To some extent all relationships are multicultural since we all come from different families to create a new unit. While most couples adjust naturally over time to the new paradigm, others find it difficult to comprehend their spouses’ ways of looking at the world as well as their way of life.

One of the hardest things to get used to in a multicultural relationship is the food. Here are ways to learn how to love food from a different culture:

Appreciate and discover

As humans, often are times we decide the things we like before experiencing them, and this clouds our judgment when we finally encounter them. Cross-cultural relationships grant the chance to gain a deeper appreciation of other traditions. It is important to celebrate the festivities distinctive to your partner’s native tradition. Relish the foods that originate from your partner’s motherland. You don’t essentially have to love all their food offerings start by building on something you like then adopt the rest slowly. Willingness to appreciate your partner’s culture shows devotion and respect.

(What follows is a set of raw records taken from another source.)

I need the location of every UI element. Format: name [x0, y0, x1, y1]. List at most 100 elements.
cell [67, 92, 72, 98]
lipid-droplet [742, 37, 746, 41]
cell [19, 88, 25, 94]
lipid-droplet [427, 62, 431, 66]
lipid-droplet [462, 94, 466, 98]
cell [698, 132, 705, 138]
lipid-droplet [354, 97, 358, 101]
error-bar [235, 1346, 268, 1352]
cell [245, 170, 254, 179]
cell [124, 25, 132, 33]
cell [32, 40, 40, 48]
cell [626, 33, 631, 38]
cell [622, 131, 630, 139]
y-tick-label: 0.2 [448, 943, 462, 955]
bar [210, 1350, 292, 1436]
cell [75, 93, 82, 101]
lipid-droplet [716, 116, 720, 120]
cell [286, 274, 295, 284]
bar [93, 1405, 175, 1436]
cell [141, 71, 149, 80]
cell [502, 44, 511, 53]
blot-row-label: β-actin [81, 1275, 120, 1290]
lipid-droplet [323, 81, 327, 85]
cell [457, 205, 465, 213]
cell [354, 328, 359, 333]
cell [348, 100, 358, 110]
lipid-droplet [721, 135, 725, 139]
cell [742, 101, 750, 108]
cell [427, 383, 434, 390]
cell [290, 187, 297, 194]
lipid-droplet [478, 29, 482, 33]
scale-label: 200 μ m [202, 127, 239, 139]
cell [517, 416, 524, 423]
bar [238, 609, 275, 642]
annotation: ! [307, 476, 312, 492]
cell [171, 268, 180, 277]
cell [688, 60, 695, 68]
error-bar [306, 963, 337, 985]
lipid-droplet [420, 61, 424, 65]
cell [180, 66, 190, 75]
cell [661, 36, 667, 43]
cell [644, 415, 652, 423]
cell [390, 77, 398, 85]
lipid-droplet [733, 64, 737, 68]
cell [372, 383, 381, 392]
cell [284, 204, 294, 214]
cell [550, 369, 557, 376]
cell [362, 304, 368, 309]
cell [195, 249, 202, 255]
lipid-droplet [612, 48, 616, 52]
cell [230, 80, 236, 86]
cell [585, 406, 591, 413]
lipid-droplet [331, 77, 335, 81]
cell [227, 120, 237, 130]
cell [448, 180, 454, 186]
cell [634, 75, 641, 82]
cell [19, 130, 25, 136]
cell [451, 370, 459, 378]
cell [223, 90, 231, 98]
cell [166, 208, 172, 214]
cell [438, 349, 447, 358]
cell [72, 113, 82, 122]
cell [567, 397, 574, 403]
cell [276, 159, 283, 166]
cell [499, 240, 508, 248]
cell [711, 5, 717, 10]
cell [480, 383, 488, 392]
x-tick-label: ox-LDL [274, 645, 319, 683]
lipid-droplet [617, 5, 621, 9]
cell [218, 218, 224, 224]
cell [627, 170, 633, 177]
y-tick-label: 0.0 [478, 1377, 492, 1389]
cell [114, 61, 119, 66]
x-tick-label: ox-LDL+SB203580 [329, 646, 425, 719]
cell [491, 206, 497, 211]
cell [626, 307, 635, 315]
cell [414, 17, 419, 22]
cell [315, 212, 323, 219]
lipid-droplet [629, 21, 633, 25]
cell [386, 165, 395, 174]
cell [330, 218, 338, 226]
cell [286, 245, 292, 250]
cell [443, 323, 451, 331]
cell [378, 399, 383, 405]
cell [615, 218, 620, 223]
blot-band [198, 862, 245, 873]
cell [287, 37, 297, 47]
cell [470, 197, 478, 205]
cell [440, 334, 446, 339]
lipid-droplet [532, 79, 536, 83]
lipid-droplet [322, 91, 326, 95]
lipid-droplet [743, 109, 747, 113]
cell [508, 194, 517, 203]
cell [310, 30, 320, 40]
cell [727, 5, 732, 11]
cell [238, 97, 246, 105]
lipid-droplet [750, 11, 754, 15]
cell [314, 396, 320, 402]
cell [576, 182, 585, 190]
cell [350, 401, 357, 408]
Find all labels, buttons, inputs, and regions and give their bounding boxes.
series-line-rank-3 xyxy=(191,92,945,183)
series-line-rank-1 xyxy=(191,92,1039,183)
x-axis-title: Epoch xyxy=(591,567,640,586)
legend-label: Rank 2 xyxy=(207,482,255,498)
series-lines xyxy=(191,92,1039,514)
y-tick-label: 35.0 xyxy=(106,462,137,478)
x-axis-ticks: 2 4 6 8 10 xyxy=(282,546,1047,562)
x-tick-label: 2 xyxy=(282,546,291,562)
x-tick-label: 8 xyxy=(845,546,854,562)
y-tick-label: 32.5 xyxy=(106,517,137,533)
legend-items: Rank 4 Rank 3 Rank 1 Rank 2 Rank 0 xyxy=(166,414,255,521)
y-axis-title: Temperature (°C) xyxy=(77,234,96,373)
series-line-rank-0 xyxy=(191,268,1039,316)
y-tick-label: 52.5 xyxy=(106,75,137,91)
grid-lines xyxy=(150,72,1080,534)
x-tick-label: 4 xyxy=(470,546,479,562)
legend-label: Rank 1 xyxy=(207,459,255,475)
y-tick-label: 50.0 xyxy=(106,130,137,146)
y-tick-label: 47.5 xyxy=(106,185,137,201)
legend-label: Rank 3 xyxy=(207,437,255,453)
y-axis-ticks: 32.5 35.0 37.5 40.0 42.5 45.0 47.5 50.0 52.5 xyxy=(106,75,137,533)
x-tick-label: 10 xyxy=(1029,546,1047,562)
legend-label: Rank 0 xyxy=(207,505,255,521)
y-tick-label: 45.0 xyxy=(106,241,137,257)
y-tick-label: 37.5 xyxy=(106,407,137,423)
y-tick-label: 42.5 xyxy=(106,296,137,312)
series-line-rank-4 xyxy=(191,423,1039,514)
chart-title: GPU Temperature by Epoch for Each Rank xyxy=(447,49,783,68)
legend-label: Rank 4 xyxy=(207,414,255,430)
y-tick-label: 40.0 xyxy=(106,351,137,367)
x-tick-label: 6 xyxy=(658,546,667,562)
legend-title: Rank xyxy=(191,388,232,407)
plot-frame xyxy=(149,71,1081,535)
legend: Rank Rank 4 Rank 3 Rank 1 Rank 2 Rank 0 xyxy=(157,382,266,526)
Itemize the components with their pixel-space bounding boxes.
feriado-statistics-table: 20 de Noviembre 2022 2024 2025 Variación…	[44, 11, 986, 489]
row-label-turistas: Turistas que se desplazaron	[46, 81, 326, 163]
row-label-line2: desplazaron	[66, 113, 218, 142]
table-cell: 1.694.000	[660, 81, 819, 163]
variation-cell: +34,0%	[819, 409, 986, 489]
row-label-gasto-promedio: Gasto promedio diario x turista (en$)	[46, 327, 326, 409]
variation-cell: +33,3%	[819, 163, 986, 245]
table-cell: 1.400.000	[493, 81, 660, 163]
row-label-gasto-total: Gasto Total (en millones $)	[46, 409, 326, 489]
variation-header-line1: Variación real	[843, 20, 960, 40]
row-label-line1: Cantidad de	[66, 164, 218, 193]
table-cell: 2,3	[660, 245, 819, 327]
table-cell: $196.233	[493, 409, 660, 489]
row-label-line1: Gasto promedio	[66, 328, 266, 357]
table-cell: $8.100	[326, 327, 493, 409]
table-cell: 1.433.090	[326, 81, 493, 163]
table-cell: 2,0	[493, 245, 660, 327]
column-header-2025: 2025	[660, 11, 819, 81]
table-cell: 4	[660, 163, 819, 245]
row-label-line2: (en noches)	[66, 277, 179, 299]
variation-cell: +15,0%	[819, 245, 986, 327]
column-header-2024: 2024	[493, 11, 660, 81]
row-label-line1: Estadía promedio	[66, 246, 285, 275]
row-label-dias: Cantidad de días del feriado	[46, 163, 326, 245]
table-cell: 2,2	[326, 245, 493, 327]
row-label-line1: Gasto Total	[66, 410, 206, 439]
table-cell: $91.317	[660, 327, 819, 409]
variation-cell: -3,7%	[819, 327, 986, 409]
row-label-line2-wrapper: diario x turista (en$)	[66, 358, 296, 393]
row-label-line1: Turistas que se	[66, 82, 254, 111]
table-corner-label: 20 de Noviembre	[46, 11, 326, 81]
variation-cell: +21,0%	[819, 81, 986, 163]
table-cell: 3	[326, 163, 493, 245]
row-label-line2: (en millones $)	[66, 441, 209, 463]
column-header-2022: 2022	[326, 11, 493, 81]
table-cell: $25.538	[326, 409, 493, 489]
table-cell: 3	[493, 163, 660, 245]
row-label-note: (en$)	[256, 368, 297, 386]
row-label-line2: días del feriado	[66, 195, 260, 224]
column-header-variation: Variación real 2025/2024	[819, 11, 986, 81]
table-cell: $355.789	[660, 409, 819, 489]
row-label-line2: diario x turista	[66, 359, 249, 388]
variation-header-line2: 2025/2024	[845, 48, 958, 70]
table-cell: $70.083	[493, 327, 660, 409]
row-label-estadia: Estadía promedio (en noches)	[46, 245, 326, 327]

Megan an American Married to Juan a Chilean had to learn how to cook their foods so as to make their relationship work better.

Respect Differences

Genuine cultural differences are existence and should not be swept under the rug; neither should they be taken out of proportion. For instance, if you don’t know what food you are eating, you might be better off asking politely about it. Taste it, if you don’t like the taste, and your opinion is asked, say something in the lines of “It flavor is quite distinct” rather than you hate it. The psychology of taste is complicated by our natural repugnance to things that are new or different from what we are used to or expecting. Therefore it is important to be open-minded and respectful about it. For instance, Europeans expect salads to be served after the main dish, rather than before.

Look for Common Ground

Whereas it is imperative to be conscious of cultural differences, also be on the lookout for a middle ground. Identify similar tastes and foods that you share with your partner. You need not share everything; nonetheless, sharing certain things can help lessen pressure in your relationship. Whilst understanding your partner’s culture is significant, you should never feel obliged to discard cherished parts of your native traditions and foods. Inter-cultural relationships involve compromise but shouldn’t force one to abandon core parts of their identity. Therefore, in order to like his/her foods show ways the same food can be prepared in your culture and reach a compromise. It might turn out to be an incident. You can also take turns in eating each of your native foods which will help your palates get used to them and appreciate them more.

Don’t Make Assumptions

Dating someone from a traditionally reserved culture does not necessarily make them introverts. In fact, some are quite the opposite. It’s important to take the time to understand your partner’s food culture that will lead you to appreciate it. For instance, respect is essential when it comes to dietary rules of Muslims. Knowledge, in this case, is power as they do not eat the flesh of any animal that scavenges. Also, their foods are not prepared using oils products derived from these animals. Muslims are also alcohol resistant and do not eat food made using alcohol. Never make assumptions when it comes to food, in fact whenever you don’t understand simply ask for assistance or clarification.

Be Patient

Malcolm Gladwell in his book Blink: The Power of Thinking without Thinking argues that people make instant judgments based on prior experience. This means that we tend to dislike the things that extend beyond our perpetual comfort zones. The knowledge of this bias can assist in food aversions and help us love them. This calls for patience in that, when we decide there is value in enjoying the food, then you are more likely to make an effort. You should also try the food severally, prepared in different ways until you find the one you like.
In conclusion, culture forms part of our livelihood as well as our worldview; and our worldview determines how we see everything in life, including relationships. Cultural differences can establish certain challenges; however, these challenges are most definitely controllable within the context of considerate and compassionate relationships.

Even if a particular food doesn’t end up on your favorites foods’ list, learning to at least enjoy it in a relaxed way will enhance your life and help you widen your appreciation for fresh and inimitable experiences. The Chinese culture pays particular respect to textures in food, and this attitude allows them to enjoy an array of diverse and fascinating range of ingredients than any Western culture.